Ein Schadensersatzanspruch aus § 98 WpHG gegenüber V scheidet aus, da diese Norm nur einen Anspruch gegen den Emittenten, nicht aber gegen dessen Organe gewährt. Eine analoge Anwendung des § 98 WpHG kommt bereits deshalb nicht in Betracht, weil es an einer Regelungslücke fehlt. Der Gesetzgeber hat sich mit der Frage der Haftung der Leitungsorganmitglieder im Rahmen der Diskussion um ein Kapitalmarktinformationshaftungsgesetz befasst und dieses Vorhaben bewusst nicht umgesetzt[429].
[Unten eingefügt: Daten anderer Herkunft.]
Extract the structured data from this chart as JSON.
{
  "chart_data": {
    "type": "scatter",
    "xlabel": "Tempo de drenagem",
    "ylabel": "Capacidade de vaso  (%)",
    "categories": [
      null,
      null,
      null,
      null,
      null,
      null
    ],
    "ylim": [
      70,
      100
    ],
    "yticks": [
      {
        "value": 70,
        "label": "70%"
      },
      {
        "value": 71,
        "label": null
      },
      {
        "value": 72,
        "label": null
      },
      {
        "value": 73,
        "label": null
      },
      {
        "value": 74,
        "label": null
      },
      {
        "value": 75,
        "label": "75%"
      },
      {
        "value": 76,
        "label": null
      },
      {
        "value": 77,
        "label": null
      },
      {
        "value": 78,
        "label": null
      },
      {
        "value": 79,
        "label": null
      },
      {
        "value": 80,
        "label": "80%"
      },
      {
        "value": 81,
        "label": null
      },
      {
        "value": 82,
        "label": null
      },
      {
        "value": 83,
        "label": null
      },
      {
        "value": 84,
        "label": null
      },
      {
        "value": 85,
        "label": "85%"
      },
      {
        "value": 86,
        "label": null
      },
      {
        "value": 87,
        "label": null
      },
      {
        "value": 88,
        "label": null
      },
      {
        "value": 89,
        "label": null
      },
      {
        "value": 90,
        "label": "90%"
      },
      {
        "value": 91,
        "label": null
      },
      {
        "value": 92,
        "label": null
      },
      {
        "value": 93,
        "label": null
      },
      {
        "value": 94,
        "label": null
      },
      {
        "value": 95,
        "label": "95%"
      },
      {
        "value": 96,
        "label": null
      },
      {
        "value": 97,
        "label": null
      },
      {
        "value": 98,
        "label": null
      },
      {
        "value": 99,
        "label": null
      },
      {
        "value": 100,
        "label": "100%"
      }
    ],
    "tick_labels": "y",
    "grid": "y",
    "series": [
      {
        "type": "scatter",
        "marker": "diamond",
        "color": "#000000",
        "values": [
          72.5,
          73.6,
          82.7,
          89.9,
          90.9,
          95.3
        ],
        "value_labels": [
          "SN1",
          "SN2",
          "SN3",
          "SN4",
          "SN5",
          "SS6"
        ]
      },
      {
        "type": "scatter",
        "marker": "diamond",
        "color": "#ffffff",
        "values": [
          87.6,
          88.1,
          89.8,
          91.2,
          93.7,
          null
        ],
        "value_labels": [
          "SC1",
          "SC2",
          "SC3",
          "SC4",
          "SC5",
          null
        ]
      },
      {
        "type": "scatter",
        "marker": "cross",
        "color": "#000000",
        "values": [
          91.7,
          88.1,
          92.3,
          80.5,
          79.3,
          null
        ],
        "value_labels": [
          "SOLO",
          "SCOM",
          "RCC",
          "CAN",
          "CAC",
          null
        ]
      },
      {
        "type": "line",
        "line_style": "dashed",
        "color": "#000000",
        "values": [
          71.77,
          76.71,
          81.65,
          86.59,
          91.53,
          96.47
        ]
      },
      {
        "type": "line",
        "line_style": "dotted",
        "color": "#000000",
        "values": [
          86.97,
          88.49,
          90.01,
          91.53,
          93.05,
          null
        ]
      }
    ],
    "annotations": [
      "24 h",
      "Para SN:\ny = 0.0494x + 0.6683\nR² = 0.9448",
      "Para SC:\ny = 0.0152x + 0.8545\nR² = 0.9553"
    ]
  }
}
In Betracht könnte eine Haftung des V aus § 98 Abs. 1 WpHG iVm § 830 Abs. 1 Satz 1 BGB kommen. Fraglich ist, ob die §§ 97 und 98 WpHG dem Deliktsrecht zuzuordnen sind[430] oder ob sie einen Fall der Vertrauenshaftung darstellen[431]. Nur in ersterem Fall wäre § 830 BGB überhaupt im Grundsatz anwendbar, sodass bei Vorliegen der Voraussetzungen eine Haftung des V zu bejahen wäre. Selbst wenn man diese Regelungen dem Deliktsrecht zuordnet, liegt keine Mittäterschaft iS des § 830 Abs. 1 Satz 1 BGB vor. Die Anwendung des § 830 Abs. 1 Satz 1 BGB setzt zwingend voraus, dass der Mittäter zunächst selbst aus der fraglichen Vorschrift haftet. Sodann hat der Mittäter darüber hinaus auch für die Schadensfolgen einzustehen, die er nicht selbst herbeigeführt hat. Die Organmitglieder des Emittenten sind nicht Adressaten der §§ 97, 98 WpHG und können diese daher nicht in Mittäterschaft verwirklichen. Eine Haftung aufgrund von Anstiftung oder Beihilfe iS des § 830 Abs. 2 BGB kommt ebenfalls nicht in Betracht, da es an einem geistig kommunikativen Kontakt zwischen Emittent und Vorstandsmitglied mangelt. Der Emittent als juristische Person kann seinen Willen gerade nur durch die Vorstandsmitglieder bilden.